Outrage
Review
Outrage
Robert K. Tanenbaum's OUTRAGE is not just an ordinary police procedural or a story about good vs. evil. It's a narrative that also embraces the consciences of the characters. A man sits in a cell wrongly accused and found guilty of a crime he did not commit. The District Attorney of New York, Roger "Butch" Karp, is thrown off his game when he realizes that the checks and balances he thought were working so well failed him.
Robert K. Tanenbaum is always on target with his characters, dialogue, plot and suspense, and he hits the ground running in OUTRAGE.
Karp has a large family: his wife, Marlene Ciampi, who has a long history of fighting crime herself; his oldest child, Lucy, who is in the Southwest planning her wedding; and his twin boys, Zak and Giancarlo, who are now in high school. Each of them is carrying his or her own baggage, which is one of the elements that makes Tanenbaum's books so delightful to read. They not only explore the justice system, they also highlight the sensitivity of a family comprised of people devoted to one another.
The Prologue is set in a courtroom where a trial has ended and the defendant has been found guilty of several murders. The penalty phase of the trial is about to begin, and the jury must now decide whether or not to impose the death penalty. But the defendant is not guilty.
The narrative unfolds with a detective so tunnel-visioned that he zeroed in on Felix Acevedo without giving a thought to any other possible suspects. The supposed killer is a youth who has a serious psychological problem, but it's not that he's a murderer. Rather, he's a battered child with no self-esteem and a great need to please anyone with whom he comes in contact. The detectives, who played "good cop"/"bad cop," didn't realize he would have confessed to anything they accused him of. He only wanted to please them so they would like him.
While this fiasco is going on, a sadistic rapist murderer is running around New York killing young women. He's a drug-addicted psychopath who loves the excitement he feels when he has the women in his power. He leaves no clues behind, and a false sense of relief arises with the Acevedo verdict. But the murders don't stop. Karp realizes too late that not only is the detective who jumped on the man now found guilty, he becomes aware of a young, very ambitious assistant district attorney too eager to close a high-profile case to be thorough in her pre-trial investigation.
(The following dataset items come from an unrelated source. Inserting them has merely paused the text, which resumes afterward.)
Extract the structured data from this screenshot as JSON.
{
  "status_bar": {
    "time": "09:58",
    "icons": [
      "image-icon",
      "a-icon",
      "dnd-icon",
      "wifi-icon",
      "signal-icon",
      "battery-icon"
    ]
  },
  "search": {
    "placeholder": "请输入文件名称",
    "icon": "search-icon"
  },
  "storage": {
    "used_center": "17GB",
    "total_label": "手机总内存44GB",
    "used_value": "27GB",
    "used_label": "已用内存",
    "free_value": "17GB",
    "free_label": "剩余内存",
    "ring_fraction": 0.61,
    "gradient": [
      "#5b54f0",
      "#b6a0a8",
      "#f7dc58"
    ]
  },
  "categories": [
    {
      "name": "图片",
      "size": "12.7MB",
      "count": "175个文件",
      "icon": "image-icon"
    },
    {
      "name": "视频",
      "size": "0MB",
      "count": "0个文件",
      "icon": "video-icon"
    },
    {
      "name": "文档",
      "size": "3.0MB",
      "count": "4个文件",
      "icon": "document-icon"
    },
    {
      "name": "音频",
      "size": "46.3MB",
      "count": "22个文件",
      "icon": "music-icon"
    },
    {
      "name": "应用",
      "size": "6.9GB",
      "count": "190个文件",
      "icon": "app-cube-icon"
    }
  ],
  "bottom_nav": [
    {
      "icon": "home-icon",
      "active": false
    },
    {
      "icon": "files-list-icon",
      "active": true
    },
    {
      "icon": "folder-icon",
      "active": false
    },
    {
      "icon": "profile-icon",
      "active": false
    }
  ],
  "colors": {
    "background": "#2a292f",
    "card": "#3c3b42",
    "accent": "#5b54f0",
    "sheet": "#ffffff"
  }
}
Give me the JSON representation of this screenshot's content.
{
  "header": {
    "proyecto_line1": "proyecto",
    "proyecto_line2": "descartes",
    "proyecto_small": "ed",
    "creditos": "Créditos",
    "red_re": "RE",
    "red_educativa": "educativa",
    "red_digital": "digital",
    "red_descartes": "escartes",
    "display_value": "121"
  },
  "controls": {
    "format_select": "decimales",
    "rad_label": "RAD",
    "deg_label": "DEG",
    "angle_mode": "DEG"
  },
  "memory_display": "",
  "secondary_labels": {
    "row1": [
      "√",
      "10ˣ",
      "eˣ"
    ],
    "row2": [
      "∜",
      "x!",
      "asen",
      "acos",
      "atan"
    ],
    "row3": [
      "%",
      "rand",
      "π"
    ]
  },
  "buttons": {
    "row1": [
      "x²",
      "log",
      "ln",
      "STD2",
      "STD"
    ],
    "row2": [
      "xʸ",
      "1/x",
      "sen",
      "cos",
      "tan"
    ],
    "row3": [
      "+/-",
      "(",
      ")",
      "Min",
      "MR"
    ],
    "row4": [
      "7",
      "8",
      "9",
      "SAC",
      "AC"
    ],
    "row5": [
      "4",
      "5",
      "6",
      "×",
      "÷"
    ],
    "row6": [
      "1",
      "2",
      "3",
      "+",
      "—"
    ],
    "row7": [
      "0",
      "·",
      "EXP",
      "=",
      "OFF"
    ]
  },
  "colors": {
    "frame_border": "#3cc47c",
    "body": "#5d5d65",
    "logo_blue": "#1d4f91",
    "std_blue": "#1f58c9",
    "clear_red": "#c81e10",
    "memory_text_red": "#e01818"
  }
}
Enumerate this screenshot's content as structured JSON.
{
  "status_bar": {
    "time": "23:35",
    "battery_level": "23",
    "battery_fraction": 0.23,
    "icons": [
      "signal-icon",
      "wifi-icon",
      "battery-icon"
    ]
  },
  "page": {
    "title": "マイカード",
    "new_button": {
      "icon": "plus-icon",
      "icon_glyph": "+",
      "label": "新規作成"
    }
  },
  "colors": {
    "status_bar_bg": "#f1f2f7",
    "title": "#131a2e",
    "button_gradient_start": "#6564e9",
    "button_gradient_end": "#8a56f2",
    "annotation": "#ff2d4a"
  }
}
Karp is appalled that his office is involved in this travesty. He has always prided himself on the fact that his office never brought a case until it was provable beyond a shadow of a doubt. Now between the two detectives who bullied Acevedo and the district attorney, he has a case that could threaten his reputation and that of his whole office. Meanwhile, Marlene, who has a vast capacity for danger, goes looking for the real facts of the case. She has two goals: find the real killer, and get Acevedo out of jail.
Robert K. Tanenbaum is always on target with his characters, dialogue, plot and suspense, and he hits the ground running in OUTRAGE. Readers will find themselves drawn into the story from the very first page. The final twist will come as a surprise and is worth waiting for as is the journey to get there.